Reading this tutorial on how to implement an Encoder/Decoder transformer I had some doubts on the training process. Specifically as reported by the original paper the decoder should iteratively use the last iteration output as input of the decoder. However the training step is implemented as
@tf.function(input_signature=train_step_signature)
def train_step(inp, tar):
tar_inp = tar[:, :-1]
tar_real = tar[:, 1:]
with tf.GradientTape() as tape:
predictions, _ = transformer([inp, tar_inp],
training = True)
loss = loss_function(tar_real, predictions)
gradients = tape.gradient(loss, transformer.trainable_variables)
optimizer.apply_gradients(zip(gradients, transformer.trainable_variables))
Where tar_inp
is simply a tokenized sentence without the EOS token and tar_real
is the same sentence shifted by one position.

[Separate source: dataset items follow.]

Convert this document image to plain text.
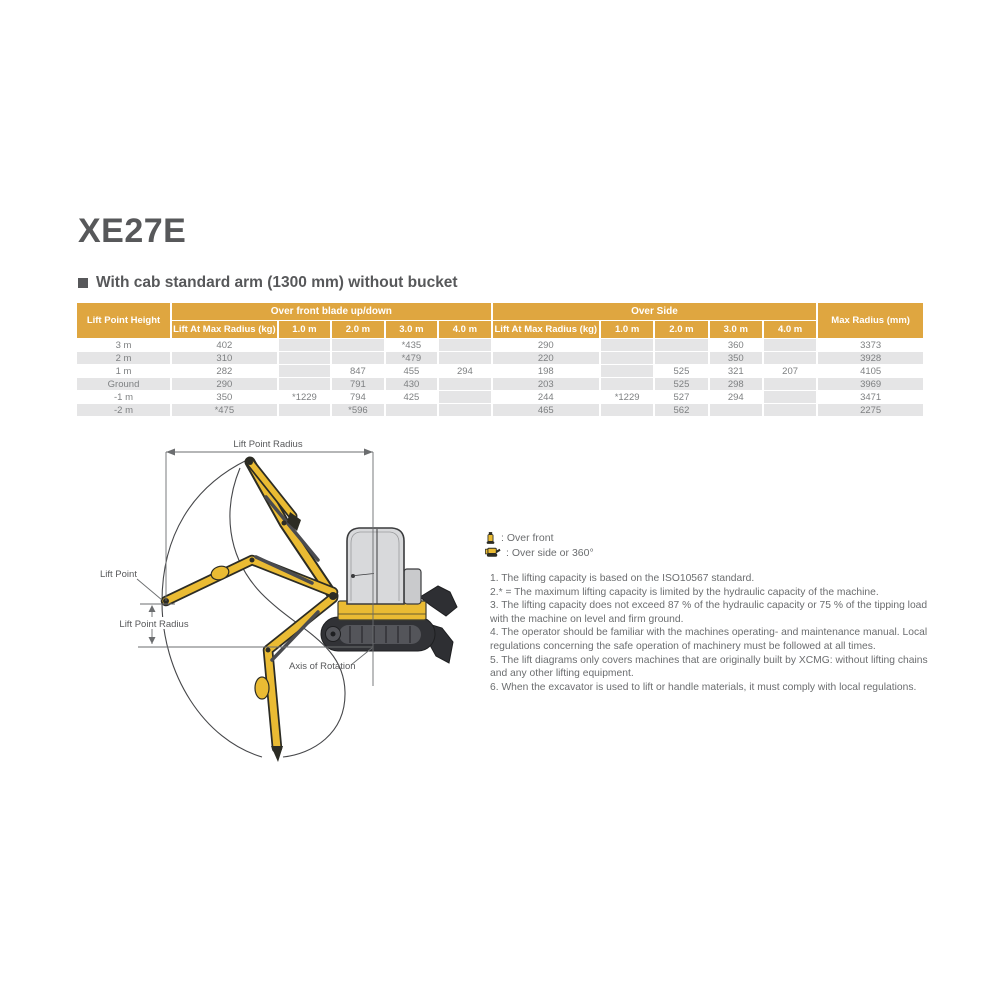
XE27E
With cab standard arm (1300 mm) without bucket
Lift Point Height	Over front blade up/down					Over Side					Max Radius (mm)
	Lift At Max Radius (kg)	1.0 m	2.0 m	3.0 m	4.0 m	Lift At Max Radius (kg)	1.0 m	2.0 m	3.0 m	4.0 m	
3 m	402			*435		290			360		3373
2 m	310			*479		220			350		3928
1 m	282		847	455	294	198		525	321	207	4105
Ground	290		791	430		203		525	298		3969
-1 m	350	*1229	794	425		244	*1229	527	294		3471
-2 m	*475		*596			465		562			2275
Lift Point Radius
Lift Point
Lift Point Radius
Axis of Rotation
: Over front
: Over side or 360°
1. The lifting capacity is based on the ISO10567 standard.
2.* = The maximum lifting capacity is limited by the hydraulic capacity of the machine.
3. The lifting capacity does not exceed 87 % of the hydraulic capacity or 75 % of the tipping load with the machine on level and firm ground.
4. The operator should be familiar with the machines operating- and maintenance manual. Local regulations concerning the safe operation of machinery must be followed at all times.
5. The lift diagrams only covers machines that are originally built by XCMG: without lifting chains and any other lifting equipment.
6. When the excavator is used to lift or handle materials, it must comply with local regulations.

However I would have expected the target input (the decoder input) to be iteratively concatenated by previous prediction (or in teacher-forced by incrementing by one ground truth token at a time).
Why is it not the case?
CodePudding user response:
This particular example actually uses teacher-forcing, but instead of feeding one GT token at a time, it feeds the whole decoder input. However, because the decoder uses only autoregressive (i.e. right-to-left) attention, it can attend only to tokens 0...i-1
when generating the i
'th token. Therefore, such training is equivalent to teacher-forcing one token at a time, but is much faster, because all these tokens are predicted in parallel.